Arizona has a multi-faceted portfolio of water supplies with the most advanced program for managing groundwater in the country. Our vast aquifers allow us to access water during times of drought, and we’ve been prepared for decades for shortage declarations.
• It is unfounded to group Arizona in with other Western and Mountain West states when it comes to the shortage along the Colorado River because we’re far less reliant than competitor markets.
• Only 36% of the Arizona water supply is provided by the Colorado River; Nevada is 100% reliant, its California’s predominant water supply at 60% and makes up 30-40% of Colorado’s.
Arizona has 13.2 million acre-feet of water stored in reservoirs as well as underground, with 7.1 million acre-feet of that total stored in Greater Phoenix. Because of the infrastructure in place, we can pull and replace water as needed, making our water supply more resilient during times of drought.
• It’s our cornerstone and what separates us from other Mountain West states.
• California has limited groundwater management infrastructure in place compared to Arizona.
93% of the water that enters the Greater Phoenix waste stream can be reclaimed and treated for potable use and this is a huge differentiator for us.
• Arizona is a national leader when it comes to the reuse of water. California sends more water back to the Pacific Ocean each year than the City of Phoenix uses in total.
Advanced Manufacturing & Data Centers
On average, semiconductor fabs recycle and reuse 75-85% of the water expended during the manufacturing process, with many companies exceeding this mark, and industrial use only accounts for 5% of Arizona’s annual water usage.

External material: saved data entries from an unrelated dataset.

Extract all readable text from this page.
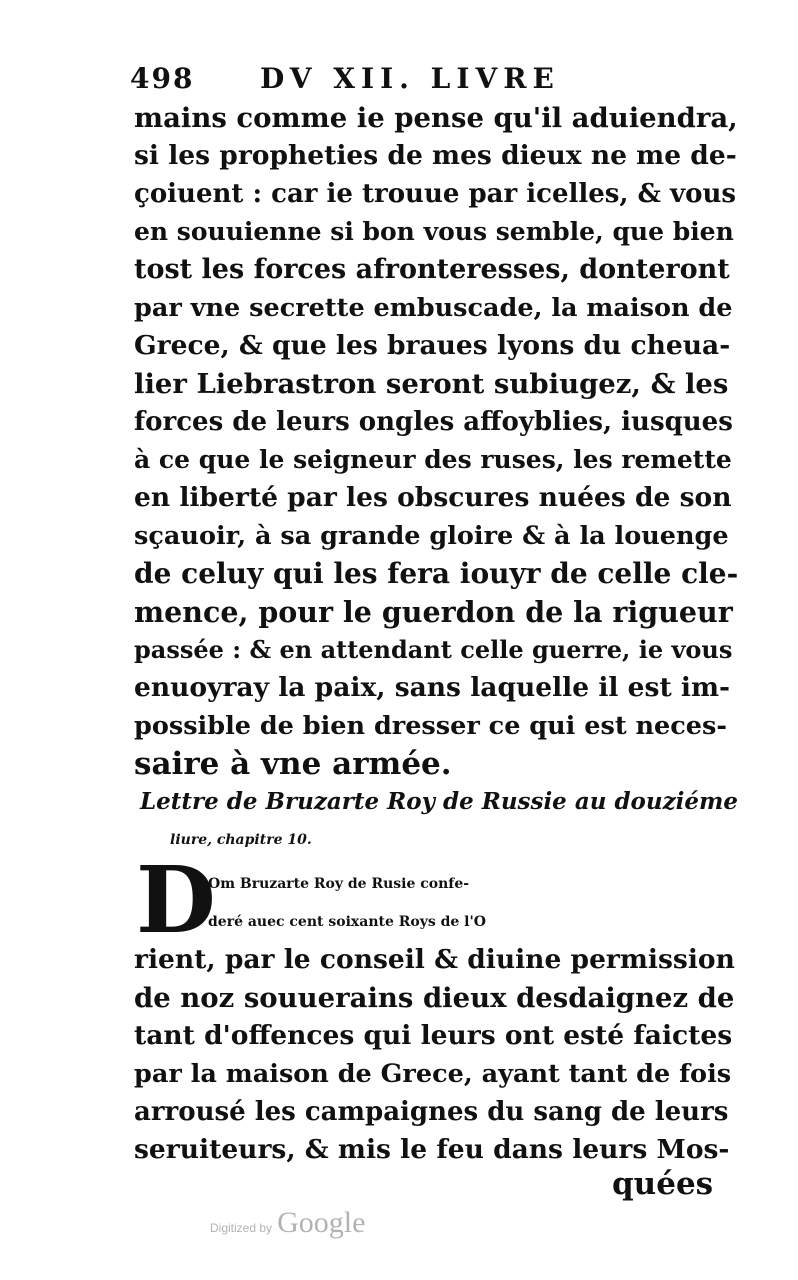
498 DV XII. LIVRE
mains comme ie pense qu'il aduiendra,
si les propheties de mes dieux ne me de-
çoiuent : car ie trouue par icelles, & vous
en souuienne si bon vous semble, que bien
tost les forces afronteresses, donteront
par vne secrette embuscade, la maison de
Grece, & que les braues lyons du cheua-
lier Liebrastron seront subiugez, & les
forces de leurs ongles affoyblies, iusques
à ce que le seigneur des ruses, les remette
en liberté par les obscures nuées de son
sçauoir, à sa grande gloire & à la louenge
de celuy qui les fera iouyr de celle cle-
mence, pour le guerdon de la rigueur
passée : & en attendant celle guerre, ie vous
enuoyray la paix, sans laquelle il est im-
possible de bien dresser ce qui est neces-
saire à vne armée.
Lettre de Bruzarte Roy de Russie au douziéme
liure, chapitre 10.
D
Om Bruzarte Roy de Rusie confe-
deré auec cent soixante Roys de l'O
rient, par le conseil & diuine permission
de noz souuerains dieux desdaignez de
tant d'offences qui leurs ont esté faictes
par la maison de Grece, ayant tant de fois
arrousé les campaignes du sang de leurs
seruiteurs, & mis le feu dans leurs Mos-
quées
Digitized by Google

Data centers reuse currently sits at roughly 30%, but that doesn’t account for the water supplies that are not consumed at the facilities themselves.
• Data centers are absolutely necessary to Greater Phoenix’s ability to attract investment from advanced back office and security operation centers, and high-tech, advanced manufacturing and semiconductor companies.
• Partners such as SRP and the University of Arizona are working together on studies and solutions around data center water use, reuse and alternative cooling processes that will make these facilities more sustainable in the long-term.
Looking to the Future
The demand side is not insurmountable, but ongoing investment in infrastructure to ensure the availability of natural resources including water is paramount in relation to Greater Phoenix’s ability to attract continued investment from semiconductor and advanced manufacturing firms.
• SRP is working with the Department of Reclamation to modify Bartlett Dam to increase storage capacity to 100,000 acre-feet for utilization, which will service nearly 100,000 people.
• Currently, Roosevelt Dam can capture 3.4 million acre-feet of water, but not all of it is available for use. SRP is working with partners to be able to produce 300,000 acre-feet of water for utilization.